Features such as syntax highlighting, red squiggly underlines and autocompletion require that you lexically and semantically parse the source code. Lexical parsing means reading the raw text stream and breaking it up into a stream of tokens; a semantic parser then reads those tokens and figures out what they mean in context, emitting a code DOM (called an Abstract Syntax Tree). The final step is to resolve the nodes in the AST into .NET types and members.
Much of the heavy lifting is done by NRefactory and SharpDevelop.Dom, written by Daniel Grunwald, Andrea Paatz, and Mike Krüger (as part of the SharpDevelop project). These are fantastic libraries: writing a fully-featured lexical and semantic language parser in itself is no easy task; writing a well-structured type resolution DOM that can correctly handle the nuances of C# 3.0 type inference is a major achievement.

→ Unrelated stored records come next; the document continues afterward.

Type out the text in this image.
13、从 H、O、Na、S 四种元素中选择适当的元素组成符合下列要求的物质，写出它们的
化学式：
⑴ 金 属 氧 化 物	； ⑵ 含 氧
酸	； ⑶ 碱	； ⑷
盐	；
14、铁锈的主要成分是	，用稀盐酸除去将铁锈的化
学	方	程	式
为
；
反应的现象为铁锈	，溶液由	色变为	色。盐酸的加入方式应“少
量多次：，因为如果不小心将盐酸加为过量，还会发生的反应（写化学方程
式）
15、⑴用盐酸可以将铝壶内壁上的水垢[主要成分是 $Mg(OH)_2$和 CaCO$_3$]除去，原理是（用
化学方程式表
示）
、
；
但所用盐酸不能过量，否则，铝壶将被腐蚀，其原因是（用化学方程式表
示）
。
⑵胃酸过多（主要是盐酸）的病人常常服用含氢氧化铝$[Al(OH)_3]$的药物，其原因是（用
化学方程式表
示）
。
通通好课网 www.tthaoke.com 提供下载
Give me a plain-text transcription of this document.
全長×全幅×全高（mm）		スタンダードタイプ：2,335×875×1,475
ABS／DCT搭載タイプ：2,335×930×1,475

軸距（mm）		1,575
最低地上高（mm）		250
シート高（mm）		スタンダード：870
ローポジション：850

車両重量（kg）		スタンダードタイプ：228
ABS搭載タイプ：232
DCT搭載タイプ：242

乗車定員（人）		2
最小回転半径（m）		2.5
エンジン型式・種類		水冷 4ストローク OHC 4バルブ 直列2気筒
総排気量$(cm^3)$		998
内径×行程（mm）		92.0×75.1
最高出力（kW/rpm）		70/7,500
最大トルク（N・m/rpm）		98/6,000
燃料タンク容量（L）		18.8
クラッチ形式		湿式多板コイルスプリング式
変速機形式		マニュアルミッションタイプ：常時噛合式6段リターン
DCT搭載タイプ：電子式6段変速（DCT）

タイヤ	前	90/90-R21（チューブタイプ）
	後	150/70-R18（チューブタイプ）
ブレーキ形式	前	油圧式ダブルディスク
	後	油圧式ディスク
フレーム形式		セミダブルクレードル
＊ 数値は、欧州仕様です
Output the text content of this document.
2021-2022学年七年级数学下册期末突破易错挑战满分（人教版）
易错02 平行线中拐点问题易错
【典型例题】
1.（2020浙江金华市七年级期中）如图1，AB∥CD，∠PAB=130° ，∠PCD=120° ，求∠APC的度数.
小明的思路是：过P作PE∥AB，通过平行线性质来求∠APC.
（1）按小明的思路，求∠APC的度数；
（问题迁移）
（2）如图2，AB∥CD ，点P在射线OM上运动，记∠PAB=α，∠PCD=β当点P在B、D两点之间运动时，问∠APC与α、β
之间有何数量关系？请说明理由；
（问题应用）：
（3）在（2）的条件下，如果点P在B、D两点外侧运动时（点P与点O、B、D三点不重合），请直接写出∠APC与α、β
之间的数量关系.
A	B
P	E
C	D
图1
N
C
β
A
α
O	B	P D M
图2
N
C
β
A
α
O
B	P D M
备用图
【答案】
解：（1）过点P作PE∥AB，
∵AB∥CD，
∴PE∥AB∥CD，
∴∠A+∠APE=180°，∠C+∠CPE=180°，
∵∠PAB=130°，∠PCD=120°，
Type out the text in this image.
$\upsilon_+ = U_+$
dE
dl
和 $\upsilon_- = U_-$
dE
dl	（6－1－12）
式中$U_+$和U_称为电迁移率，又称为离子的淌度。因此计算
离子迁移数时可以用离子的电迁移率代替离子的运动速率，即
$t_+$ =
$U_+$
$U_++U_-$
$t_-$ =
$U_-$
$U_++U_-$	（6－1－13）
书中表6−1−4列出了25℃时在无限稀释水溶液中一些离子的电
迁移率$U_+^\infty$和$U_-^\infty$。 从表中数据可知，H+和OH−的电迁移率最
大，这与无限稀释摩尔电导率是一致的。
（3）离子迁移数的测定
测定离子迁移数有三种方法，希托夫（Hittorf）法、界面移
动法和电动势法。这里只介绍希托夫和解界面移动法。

It certainly bodes well for SharpDevelop 3.0 (currently in beta).
Because LINQPad ships as a single click-and-run executable, all the libraries are included as embedded resources. (Look at the last example on this page to see how). A bonus of this approach is that you can compress the libraries at the same time, reducing the executable size.
LINQPad automatically patches itself by downloading updates into its Application Data folder. It then checks that the new assembly has the same strong name, and if so, forwards to that executable, which then writes itself back to the original file. This may fail (depending on the permissions of the folder to which LINQPad was downloaded) so LINQPad always checks whether there's a later signed version of itself in its Application Data folder when started.